I don't even remember his name...i'm just gonna save it as birthday sex
he borrowed my computer and saw his name in my recent google searches. Things got awkward real fast.
your cum blends into my yellow sheets :/
a garbage man just dropped off my phone and wallet. he found them in the trash this morning.
Restaurants Roasting People Who Gave Them Negative Yelp Reviews (25 Pics)
Going to bed. I have to wake up early and teach small children. And then have affairs with their fathers. I'm going to get deported.
Me and my vagina aren't speaking at the moment.
We waved. But it was a "let's hook up" wave.
Gonna play a drinking game called drink til I feel my emotions. The things I do so I can be a therapist
Mom just sent me an email. The subject line is "How to avoid a urinary tract infection"
LET IT GO MOM
Woman Posts Harassing DMs From Creep Online, Now He’s Upset Because People Told His Mom
Got robbed by an ATM. My weekend officially sucks.
Do they sell "congrats in losing your virginity!" cards and do they come in gay?

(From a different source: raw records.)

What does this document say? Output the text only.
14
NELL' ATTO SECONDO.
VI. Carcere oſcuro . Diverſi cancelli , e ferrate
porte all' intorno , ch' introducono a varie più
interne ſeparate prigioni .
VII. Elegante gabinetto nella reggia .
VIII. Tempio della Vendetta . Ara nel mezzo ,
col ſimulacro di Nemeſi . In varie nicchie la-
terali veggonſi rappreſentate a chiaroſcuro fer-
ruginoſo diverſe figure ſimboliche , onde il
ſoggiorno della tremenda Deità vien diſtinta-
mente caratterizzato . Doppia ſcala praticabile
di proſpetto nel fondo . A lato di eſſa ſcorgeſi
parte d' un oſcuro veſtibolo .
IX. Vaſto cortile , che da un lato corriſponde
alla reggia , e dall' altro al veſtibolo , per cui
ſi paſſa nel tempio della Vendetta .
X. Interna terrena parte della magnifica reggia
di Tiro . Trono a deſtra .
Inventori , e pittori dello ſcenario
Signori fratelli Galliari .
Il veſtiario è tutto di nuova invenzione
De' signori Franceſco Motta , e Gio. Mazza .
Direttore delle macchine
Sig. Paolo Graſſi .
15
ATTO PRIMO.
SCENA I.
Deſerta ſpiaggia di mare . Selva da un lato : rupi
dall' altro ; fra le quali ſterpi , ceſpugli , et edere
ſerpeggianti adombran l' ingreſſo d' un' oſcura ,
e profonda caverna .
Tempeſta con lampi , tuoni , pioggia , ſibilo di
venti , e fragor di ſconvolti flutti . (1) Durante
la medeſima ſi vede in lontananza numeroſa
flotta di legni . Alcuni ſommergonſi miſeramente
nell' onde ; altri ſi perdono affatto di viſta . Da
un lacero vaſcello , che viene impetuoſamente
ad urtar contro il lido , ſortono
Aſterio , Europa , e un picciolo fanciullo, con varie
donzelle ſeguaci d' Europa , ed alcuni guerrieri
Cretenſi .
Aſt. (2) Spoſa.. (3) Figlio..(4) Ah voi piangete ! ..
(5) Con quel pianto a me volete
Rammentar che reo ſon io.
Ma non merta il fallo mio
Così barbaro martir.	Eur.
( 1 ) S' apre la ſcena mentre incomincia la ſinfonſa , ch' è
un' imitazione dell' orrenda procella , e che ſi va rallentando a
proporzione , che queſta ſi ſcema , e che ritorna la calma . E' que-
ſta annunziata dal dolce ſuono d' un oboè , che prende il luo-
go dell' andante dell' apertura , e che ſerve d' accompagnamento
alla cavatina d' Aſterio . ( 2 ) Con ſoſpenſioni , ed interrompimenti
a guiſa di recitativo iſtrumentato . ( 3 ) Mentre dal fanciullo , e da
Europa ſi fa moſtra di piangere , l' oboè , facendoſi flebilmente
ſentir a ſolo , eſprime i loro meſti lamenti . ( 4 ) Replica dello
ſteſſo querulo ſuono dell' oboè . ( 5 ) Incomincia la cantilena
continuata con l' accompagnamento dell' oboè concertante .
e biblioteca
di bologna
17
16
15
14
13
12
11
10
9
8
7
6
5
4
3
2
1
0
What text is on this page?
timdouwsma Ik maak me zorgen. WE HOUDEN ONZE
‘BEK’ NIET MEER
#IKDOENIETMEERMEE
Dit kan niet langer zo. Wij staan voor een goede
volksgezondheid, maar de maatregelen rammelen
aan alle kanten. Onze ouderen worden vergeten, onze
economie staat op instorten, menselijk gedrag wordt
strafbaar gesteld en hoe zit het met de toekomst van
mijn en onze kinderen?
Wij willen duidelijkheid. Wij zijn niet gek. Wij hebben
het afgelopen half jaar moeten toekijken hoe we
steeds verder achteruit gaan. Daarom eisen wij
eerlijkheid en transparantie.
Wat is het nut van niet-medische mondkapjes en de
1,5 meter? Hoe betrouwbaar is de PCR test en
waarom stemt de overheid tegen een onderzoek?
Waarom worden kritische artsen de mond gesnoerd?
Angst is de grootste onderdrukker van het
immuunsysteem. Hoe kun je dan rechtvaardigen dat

What procrastination leads to: I have submitted a third of my job applications this week with a BAC that would get me arrested
My tinder date wouldn't stop talking about the Star Wars movie trailer long enough to fuck me. HOW IS THIS MY LIFE?!?
When I walked out of the bathroom and you were literally dancing, you looked at me and said 'this is how I dance'. And then continued.
.......do you have the salami in bed? I'm trying to make a sandwich.